Ponieważ zaczął się robić ukrop okropny, więc już najkrótszą na Uć - a tu szosa prosta jak strzelił, wąska jak wąski, a ruch - jak kiosk - ogromny mimo niedzieli! :/ I tak ze 20 km - ja zdychałem od żaru, kierowcy piłowali silniki nie mogąc mnie od razu wyprzedzić (bo z naprzeciwka ciągle coś - zapewne nad Jeziorsko - jechało), a pobocza brak. W dodatku koleiny. Zdecydowanie odradzam ten wariant trasy. Na przedmieściach Aleksandrowa Uckiego wreszcie jakiś sensowny sklep - w środku klima i dwie panie, które stwierdziły, że już wkrótce będzie zamknięte, bo będzie zakaz handlu w niedzielę. No to zrobiłem smętną minę i spytałem "gdzie ja kupię coś do picia w takim skwarze". Usłyszałem, że trzeba sobie robić zapasy dzień wcześniej ;D No, ale z klimą włączoną na rowerze i lodówką pełną coli to chyba się nie da jechać ;) A mogły się zamiast tego poczuć naprawdę potrzebne (bo były!) - to wolały kwękać. Polska. Pod sklepem też wesolutko, bo Panowie Pijący W Cieniu Jedynym skomentowali moją mapę doczepioną do lemondki tu cytat: "Tyzoba, alenawiga! Tylko nie mówi!". No to ja powiedziałem w zastępstwie nawigacji, że jak dobrze przycisnę, to jeszcze zacznie gadać!
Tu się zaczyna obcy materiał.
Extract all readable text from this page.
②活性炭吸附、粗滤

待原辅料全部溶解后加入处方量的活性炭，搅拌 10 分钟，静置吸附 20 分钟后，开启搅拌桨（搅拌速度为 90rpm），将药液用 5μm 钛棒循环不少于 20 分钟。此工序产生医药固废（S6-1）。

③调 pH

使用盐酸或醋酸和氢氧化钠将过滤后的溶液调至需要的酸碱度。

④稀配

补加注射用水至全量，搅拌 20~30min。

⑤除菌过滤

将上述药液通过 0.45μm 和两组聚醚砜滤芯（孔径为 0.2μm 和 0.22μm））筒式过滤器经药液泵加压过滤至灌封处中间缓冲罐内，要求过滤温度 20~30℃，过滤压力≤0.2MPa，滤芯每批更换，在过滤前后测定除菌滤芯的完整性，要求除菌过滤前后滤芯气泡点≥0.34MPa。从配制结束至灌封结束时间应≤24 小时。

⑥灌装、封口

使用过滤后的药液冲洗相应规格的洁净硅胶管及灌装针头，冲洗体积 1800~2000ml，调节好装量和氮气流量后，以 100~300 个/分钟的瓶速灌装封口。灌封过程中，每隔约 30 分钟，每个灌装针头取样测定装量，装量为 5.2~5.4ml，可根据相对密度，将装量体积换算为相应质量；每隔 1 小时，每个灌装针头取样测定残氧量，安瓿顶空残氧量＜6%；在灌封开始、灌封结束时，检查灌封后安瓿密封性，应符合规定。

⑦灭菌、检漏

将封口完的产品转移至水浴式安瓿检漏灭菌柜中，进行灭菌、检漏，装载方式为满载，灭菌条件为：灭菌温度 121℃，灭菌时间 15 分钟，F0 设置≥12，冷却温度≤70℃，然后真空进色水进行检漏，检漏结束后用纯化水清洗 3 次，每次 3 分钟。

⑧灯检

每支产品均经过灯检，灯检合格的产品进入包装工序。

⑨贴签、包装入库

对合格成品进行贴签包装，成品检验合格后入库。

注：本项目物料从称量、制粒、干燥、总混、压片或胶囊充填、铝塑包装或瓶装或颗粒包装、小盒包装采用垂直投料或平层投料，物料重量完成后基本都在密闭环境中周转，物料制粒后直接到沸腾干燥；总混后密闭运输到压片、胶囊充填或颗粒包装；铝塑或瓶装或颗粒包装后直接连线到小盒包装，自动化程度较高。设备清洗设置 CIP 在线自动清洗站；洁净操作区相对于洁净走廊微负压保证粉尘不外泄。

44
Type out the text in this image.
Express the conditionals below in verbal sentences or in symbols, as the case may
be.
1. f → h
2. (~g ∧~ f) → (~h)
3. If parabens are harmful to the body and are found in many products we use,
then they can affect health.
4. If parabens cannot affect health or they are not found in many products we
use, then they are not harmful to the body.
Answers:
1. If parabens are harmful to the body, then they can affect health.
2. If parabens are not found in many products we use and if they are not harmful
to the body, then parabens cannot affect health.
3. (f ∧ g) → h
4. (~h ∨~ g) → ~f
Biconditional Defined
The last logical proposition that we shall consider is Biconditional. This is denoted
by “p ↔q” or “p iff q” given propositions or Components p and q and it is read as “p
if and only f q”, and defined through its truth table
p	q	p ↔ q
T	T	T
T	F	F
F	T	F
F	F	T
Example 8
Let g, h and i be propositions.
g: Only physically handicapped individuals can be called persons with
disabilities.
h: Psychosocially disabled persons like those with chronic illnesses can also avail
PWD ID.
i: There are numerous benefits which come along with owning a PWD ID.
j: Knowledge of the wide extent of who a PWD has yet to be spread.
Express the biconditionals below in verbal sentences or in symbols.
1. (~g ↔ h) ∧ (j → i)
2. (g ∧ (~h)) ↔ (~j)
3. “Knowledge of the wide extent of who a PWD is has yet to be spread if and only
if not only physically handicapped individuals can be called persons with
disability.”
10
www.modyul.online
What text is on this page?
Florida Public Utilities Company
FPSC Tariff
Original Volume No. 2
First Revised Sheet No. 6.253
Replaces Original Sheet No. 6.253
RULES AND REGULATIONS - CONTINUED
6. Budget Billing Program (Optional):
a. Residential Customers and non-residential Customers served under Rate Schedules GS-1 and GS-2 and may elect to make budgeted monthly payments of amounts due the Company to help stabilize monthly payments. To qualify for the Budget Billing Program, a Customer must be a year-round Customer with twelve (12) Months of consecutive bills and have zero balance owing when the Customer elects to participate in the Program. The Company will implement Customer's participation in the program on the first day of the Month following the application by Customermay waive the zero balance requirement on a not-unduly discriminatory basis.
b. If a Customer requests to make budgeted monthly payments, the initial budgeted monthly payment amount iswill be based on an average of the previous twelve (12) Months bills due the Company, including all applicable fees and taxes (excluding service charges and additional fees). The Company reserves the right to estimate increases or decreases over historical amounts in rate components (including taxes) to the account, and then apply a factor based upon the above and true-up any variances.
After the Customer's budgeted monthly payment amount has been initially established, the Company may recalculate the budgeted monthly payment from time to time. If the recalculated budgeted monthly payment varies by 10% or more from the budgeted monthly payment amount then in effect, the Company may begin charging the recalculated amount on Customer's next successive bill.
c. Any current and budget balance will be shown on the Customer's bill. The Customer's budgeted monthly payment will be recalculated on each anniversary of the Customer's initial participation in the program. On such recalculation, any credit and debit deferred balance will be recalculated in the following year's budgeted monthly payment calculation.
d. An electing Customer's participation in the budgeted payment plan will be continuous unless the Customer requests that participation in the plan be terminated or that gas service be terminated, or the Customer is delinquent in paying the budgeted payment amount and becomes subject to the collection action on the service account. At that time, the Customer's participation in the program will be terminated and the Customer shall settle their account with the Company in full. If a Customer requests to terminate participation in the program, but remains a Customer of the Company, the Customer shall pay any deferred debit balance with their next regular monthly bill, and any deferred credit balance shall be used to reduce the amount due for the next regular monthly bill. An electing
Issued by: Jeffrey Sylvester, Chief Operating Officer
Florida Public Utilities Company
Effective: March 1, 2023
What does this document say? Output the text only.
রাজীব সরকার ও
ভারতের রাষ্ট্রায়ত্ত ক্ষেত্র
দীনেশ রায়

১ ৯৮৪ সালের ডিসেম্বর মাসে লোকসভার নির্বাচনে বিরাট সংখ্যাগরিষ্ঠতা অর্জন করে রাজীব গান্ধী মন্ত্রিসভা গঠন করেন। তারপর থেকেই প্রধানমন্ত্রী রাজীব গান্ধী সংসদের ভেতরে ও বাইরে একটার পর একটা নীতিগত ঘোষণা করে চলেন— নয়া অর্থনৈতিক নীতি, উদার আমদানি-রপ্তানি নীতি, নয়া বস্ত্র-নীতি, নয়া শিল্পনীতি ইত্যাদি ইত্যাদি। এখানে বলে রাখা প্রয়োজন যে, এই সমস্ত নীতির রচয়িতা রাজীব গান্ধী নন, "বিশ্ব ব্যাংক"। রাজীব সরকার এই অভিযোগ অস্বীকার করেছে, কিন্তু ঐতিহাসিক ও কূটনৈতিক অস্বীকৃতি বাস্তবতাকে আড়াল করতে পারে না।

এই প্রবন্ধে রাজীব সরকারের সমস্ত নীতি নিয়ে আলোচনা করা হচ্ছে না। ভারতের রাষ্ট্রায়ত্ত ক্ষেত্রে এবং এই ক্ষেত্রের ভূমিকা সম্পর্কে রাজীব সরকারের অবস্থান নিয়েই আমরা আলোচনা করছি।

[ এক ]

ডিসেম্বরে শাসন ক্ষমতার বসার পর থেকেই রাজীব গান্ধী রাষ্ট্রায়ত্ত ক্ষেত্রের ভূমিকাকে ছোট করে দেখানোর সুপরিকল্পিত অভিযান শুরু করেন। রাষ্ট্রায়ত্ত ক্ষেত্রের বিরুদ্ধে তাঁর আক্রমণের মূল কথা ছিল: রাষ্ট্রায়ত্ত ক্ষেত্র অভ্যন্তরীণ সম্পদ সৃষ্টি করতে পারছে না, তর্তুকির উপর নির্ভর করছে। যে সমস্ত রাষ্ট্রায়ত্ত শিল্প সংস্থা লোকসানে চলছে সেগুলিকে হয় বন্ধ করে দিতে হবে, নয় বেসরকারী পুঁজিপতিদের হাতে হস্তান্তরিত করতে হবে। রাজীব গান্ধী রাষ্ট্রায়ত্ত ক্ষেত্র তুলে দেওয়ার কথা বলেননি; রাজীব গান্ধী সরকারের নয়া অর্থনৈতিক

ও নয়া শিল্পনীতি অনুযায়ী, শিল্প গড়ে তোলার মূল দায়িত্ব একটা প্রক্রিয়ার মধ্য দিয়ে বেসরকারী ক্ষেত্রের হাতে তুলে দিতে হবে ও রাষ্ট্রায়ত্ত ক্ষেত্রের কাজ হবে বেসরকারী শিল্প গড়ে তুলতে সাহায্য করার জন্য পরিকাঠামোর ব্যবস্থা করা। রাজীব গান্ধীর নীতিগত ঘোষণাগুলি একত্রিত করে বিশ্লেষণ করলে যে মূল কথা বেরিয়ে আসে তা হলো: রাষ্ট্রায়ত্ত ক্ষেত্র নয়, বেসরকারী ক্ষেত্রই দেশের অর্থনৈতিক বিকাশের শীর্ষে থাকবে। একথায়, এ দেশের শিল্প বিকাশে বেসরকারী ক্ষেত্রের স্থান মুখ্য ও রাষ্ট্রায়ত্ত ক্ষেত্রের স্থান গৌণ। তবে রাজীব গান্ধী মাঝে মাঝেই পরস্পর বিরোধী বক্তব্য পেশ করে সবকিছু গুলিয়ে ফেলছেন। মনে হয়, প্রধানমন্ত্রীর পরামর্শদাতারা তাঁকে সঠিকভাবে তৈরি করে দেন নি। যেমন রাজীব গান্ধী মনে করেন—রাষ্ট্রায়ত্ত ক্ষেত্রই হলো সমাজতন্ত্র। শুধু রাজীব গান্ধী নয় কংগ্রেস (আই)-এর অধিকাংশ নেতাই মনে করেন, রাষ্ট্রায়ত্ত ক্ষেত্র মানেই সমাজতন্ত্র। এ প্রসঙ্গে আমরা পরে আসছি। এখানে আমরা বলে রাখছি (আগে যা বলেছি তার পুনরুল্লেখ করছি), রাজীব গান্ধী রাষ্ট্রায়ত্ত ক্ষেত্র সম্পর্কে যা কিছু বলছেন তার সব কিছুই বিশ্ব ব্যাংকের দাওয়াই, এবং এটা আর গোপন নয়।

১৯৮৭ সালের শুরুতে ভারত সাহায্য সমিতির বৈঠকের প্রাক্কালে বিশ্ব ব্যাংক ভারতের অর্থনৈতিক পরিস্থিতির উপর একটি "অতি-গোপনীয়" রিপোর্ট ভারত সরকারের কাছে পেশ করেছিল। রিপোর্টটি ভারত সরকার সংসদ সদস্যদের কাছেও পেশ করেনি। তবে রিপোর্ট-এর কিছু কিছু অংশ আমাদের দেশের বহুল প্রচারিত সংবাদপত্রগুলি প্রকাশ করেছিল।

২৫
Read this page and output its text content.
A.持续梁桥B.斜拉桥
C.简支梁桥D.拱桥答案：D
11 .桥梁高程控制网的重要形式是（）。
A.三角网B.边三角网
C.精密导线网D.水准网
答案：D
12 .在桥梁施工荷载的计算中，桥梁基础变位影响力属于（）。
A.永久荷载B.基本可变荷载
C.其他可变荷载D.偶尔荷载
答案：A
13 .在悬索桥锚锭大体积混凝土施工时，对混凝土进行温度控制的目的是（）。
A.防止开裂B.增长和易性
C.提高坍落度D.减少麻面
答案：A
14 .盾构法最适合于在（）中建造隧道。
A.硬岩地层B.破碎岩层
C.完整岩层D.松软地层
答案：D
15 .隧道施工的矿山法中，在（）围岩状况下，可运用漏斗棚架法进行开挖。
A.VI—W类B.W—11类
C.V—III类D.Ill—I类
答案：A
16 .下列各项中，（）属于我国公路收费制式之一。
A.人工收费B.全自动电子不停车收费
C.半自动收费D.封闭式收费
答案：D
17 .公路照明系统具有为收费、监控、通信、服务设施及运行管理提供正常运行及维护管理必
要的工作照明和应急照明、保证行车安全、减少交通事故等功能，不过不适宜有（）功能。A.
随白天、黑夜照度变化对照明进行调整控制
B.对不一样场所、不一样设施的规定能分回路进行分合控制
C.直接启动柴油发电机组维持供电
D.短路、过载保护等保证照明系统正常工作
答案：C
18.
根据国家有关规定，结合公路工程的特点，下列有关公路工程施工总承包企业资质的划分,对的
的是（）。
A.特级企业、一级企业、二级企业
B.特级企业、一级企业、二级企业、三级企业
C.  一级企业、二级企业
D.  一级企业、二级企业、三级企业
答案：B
W końcu opuściłem ruchliwą szosę i jej wątpliwe atrakcje i do miasta Uć wjechałem opłotkami NW - podczas odpoczynku minął mnie kolarz - pognałem za nim, a tu kol. Piotr od Nordkappa! :) Ciekawe, o której wyjechał, że mnie doścignął... W sumie dziś nie było to takie trudne, bo w tym żarze postoje co kilka kilometrów i tempo zdecydowanie gorsze niż dzień wcześniej - wiatr w sumie znikąd, ale taki dociskający do rozpalonego asfaltu, więc w sumie znikąd dobrego, a zewsząd złego. No i wiadomo - znad Warty jest jednak przeważnie pod górkę - stąd średnia średnia i setne zmęczenie na koniec.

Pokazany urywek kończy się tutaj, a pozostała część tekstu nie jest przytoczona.